Mercier & Anjou
05:00 18 mars 2021 | mise à jour le: 18 mars 2021 à 09:08 temps de lecture: 4 minutes

REM de l’Est: cannibalisation des usagers?

REM de l’Est: cannibalisation des usagers?
Photo: Josie Desmarais/MétroLes nouvelles voitures du REM.

Longeant la ligne verte du métro sur 12 km, croisant le train de Mascouche et se déployant à proximité du futur SRB Pie-IX, le REM de l’Est risque de cannibaliser les réseaux de transport existant et de ne pas offrir la meilleure desserte aux citoyens de l’Est, craignent des spécialistes en transport.

«On n’a pas les chiffres pour dire [que CDPQ-Infra] a tort dans ses choix», affirme d’emblée François Pépin, président du conseil d’administration de Trajectoire Québec et co-auteur d’une lettre ouverte publiée cette semaine dans La Presse.

Afin de déterminer l’impact qu’aurait le REM sur les autres modes de transport, les études menées par CDPQ Infra devraient être rendues publiques, plaide-t-il.
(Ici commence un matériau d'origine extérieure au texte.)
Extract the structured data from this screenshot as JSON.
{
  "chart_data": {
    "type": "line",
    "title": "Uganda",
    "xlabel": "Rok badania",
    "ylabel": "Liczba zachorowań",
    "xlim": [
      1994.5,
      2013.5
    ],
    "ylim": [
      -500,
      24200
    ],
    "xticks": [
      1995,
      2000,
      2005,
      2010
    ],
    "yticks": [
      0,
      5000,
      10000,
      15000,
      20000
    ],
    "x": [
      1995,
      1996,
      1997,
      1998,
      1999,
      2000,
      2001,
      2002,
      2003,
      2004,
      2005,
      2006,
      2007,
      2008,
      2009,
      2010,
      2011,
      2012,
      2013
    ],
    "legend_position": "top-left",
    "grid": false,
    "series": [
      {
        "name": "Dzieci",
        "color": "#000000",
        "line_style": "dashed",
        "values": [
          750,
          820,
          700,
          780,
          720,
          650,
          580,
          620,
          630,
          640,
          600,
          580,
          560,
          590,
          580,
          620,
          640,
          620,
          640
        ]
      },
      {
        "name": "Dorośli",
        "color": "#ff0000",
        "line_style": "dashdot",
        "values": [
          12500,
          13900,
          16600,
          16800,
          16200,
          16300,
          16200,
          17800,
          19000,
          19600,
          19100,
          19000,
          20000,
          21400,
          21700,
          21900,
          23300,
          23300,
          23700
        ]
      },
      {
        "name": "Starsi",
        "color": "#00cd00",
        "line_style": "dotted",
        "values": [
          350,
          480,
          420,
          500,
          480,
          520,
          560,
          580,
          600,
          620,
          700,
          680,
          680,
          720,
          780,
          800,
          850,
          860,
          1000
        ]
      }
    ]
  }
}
Il réclame de plus qu’une contre-expertise soit faite par l’autorité régionale de transport métropolitain (ARTM) et la Société de transport de Montréal (STM).

S’il s’avère qu’il y a un transfert important d’usagers d’autres modes de transport collectif vers le REM, l’objectif de réduire considérablement l’usage de la voiture ne sera pas atteint, avertit Florence Junca-Adenot, ex-présidente-directrice générale de l’Agence métropolitaine de Transport et co-auteure de la lettre.

Les réseaux de transport en compétition, dont le REM, se diviseraient alors les passagers et baisseraient leur rentabilité, ajoute-t-elle. « Ce n’est à l’avantage de personne ».

Dans ce contexte et alors que seules cinq stations sont projetées à l’est d’Honoré-Beaugrand, Mme Junca-Adenot affirme que d’autres scénarios permettant de mieux desservir l’Est devraient être mis sur la table par CDPQ-Infra. Par exemple, un projet n’allant pas au centre-ville et se rabattant plutôt à la ligne verte de métro.

«Quand on regarde les déplacements [dans l’enquête origine-destination 2018 de l’ARTM], il y a à peine 13% des usagers qui se déplacent au centre-ville. (…) Ça pose la question: « Pourquoi faire un REM jusqu’au centre-ville? » C’est pour qui?», ajoute-t-elle.

Rappeler les avantages

Un avis que ne partage pas Christine Fréchette, présidente-directrice générale de la Chambre de commerce de l’est de Montréal.

Pour elle, le projet de CDPQ est complémentaire aux autres modes de transport. Elle soutient qu’il doit se déployer «pleinement du centre-ville à la pointe de l’île»: un changement de mode de transport à la station Honoré-Beaugrand entraînerait à son avis «trop de perte d’efficacité pour que ça puisse être aussi attrayant» pour les usagers.

Cosignataire d’une seconde lettre publiée dans La Presse, elle concède que le projet du REM est perfectible. Or, elle souhaite rappeler que le projet serait un «puissant levier de développement stratégique» pour attirer travailleurs, jeunes familles et entreprises dans l’Est.

«On peut s’attendre à ce qu’il y ait plus de travailleurs qui se déplacent en transport en commun. Mais aussi que plus d’entreprises s’établissent le long du tracé du REM».

À l’instar de Mme Fréchette, Mme Junca-Adenot et M. Pépin saluent que le projet desserve des lieux d’importance tels l’hôpital Maisonneuve-Rosemont et le cégep Marie-Victorin.

Or, certains pôles d’intérêts pour les citoyens de l’Est, tels les Galeries d’Anjou, seraient à leur avis oubliés du tracé. Même chose pour des citoyens de certains secteurs ayant une population élevée, notamment Rivière-des-Prairies.

«Mettre le projet en péril»?

Mme Fréchette s’inquiète que les arguments en faveur du REM se fassent rares dans les médias récemment. À son avis, il ne faut pas laisser croire qu’il n’y a que des désavantages au projet de CDPQ-Infra.

« Si c’est ce qu’on laisse entendre, on met peut-être le projet en péril».

M. Pépin rappelle d’ailleurs que le projet de via-bus  empruntant l’ancienne emprise ferroviaire avait été abandonné au début des années 2000, faute d’acceptabilité sociale.

Pour sa part, Mme Junca-Adenot a confiance qu’un projet ira de l’avant tôt ou tard. «Tout le monde s’intéresse à l’Est en ce moment. C’est extraordinaire! (…) Je pense qu’il ne faut pas sauter à tout prix sur une solution par peur que rien ne se fasse.»